BAND PICK: “The Toxicity album came out when I was in sixth or seventh grade, and I’m getting chills just talking about it now, because I remember hearing and seeing the singles on MTV, and being dumbstruck that heavy, mainstream music could sound like that. It just removed all the borders of music and came in this package of zany, weird-ass, folky metal that I still have trouble accurately describing to people this very day. I just know that it changed people’s view of heavy music, it changed my view of heavy music on television, and it changed my view of all music on television. Everything in that band was groundbreaking.” - MARK HEYLMUN, SUICIDE SILENCE

What we said: “It’s been a long time coming, but this second album is worth the wait. Its contents may sound as mad as a mongoose, but they’re totally moshable.”


It was time for everyone to stop laughing. While Suicide Season and There Is A Hell… had taken great strides in winning over their doubters, BMTH took drastic measures for their next step, replacing guitarist Jona Weinhofen with synth wizard Jordan Fish and jumping into the studio with legendary Pantera producer Terry Date. The results were stunning. From the keys-powered opening notes of Can You Feel My Heart, to the final, thunderous crescendo of Hospital For Souls, Sempiternal merged Slipknot-heavy riffs with swathes of atmospheric electronics and unstoppable choruses, as the band finally earned themselves a seat at the heavyweights table.
What we said: “This isn’t simply the best album of BMTH’s career, it’s one of the bets albums of recent times – metal or otherwise.”

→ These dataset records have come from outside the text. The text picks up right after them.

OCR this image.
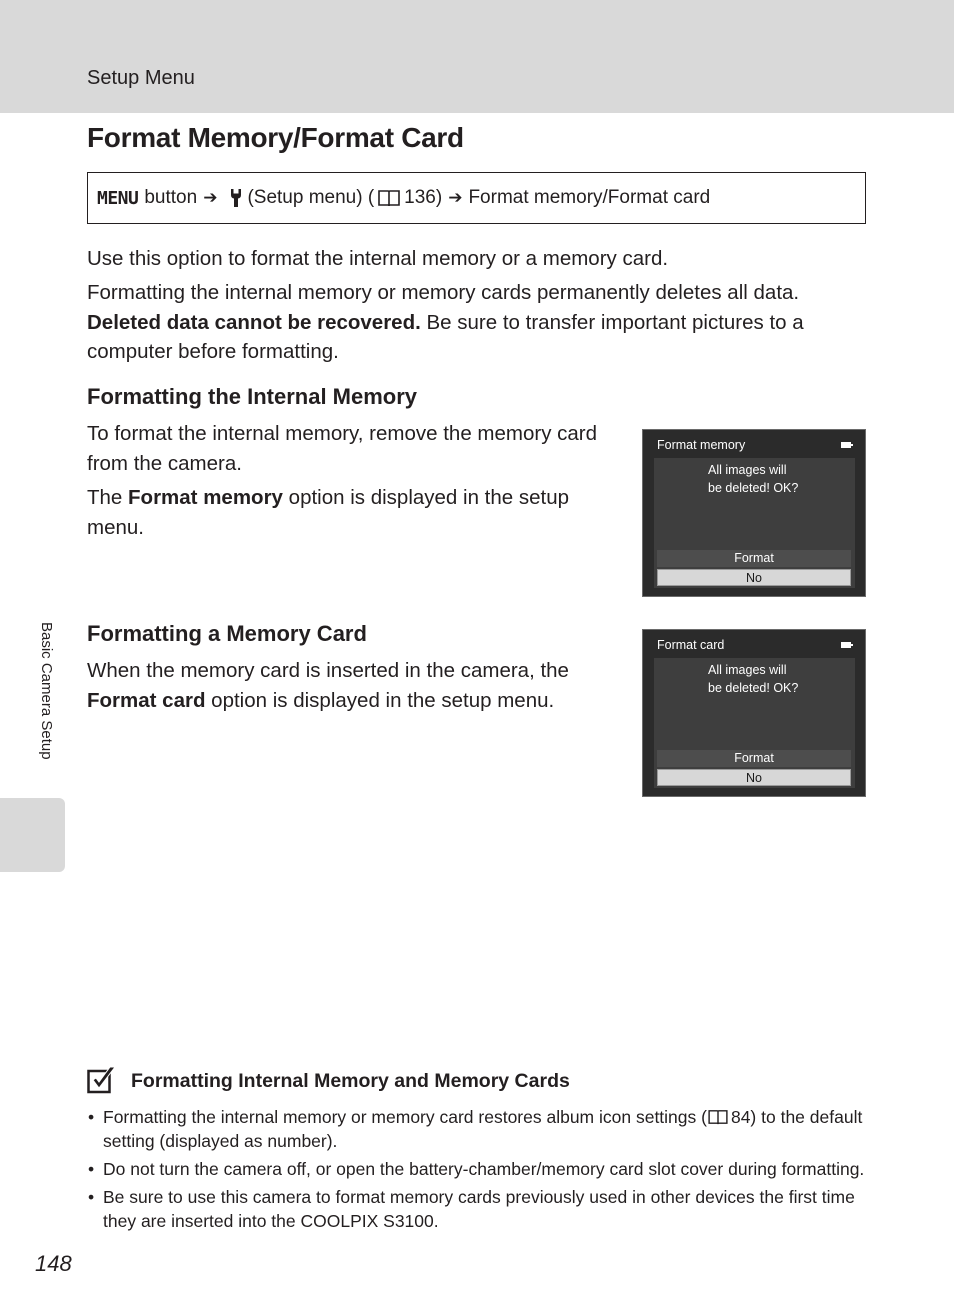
Setup Menu
Format Memory/Format Card
MENU button ➔ (Setup menu) ( 136) ➔ Format memory/Format card

Use this option to format the internal memory or a memory card.

Formatting the internal memory or memory cards permanently deletes all data.
Deleted data cannot be recovered. Be sure to transfer important pictures to a computer before formatting.

Formatting the Internal Memory

To format the internal memory, remove the memory card from the camera.

The Format memory option is displayed in the setup menu.

Format memory
All images will
be deleted! OK?
Format
No
Formatting a Memory Card

When the memory card is inserted in the camera, the Format card option is displayed in the setup menu.

Format card
All images will
be deleted! OK?
Format
No
Basic Camera Setup
Formatting Internal Memory and Memory Cards
• Formatting the internal memory or memory card restores album icon settings ( 84) to the default setting (displayed as number).
• Do not turn the camera off, or open the battery-chamber/memory card slot cover during formatting.
• Be sure to use this camera to format memory cards previously used in other devices the first time they are inserted into the COOLPIX S3100.
148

Riding on a wave of confidence inspired, in part, by the success of 2003’s Through The Ashes Of Empires, Machine Head arrived at their sixth studio album as men on a mission to push modern metal as hard as possible. The Blackening stunned everyone. The songs were darker, heavier and, in several cases, much longer. From the snarling sprawl of Clenching The Fists Of Dissent to the cataclysmic melancholy of closer A Farewell To Arms, it was such a brave statement that even the band themselves seemed surprised at its impact. And then there’s Halo: what a song. So fucking heavy.

What we said: “Not only is this the finest album of Machine Head’s career, it is their victory address. We never doubted them, they never doubted us.”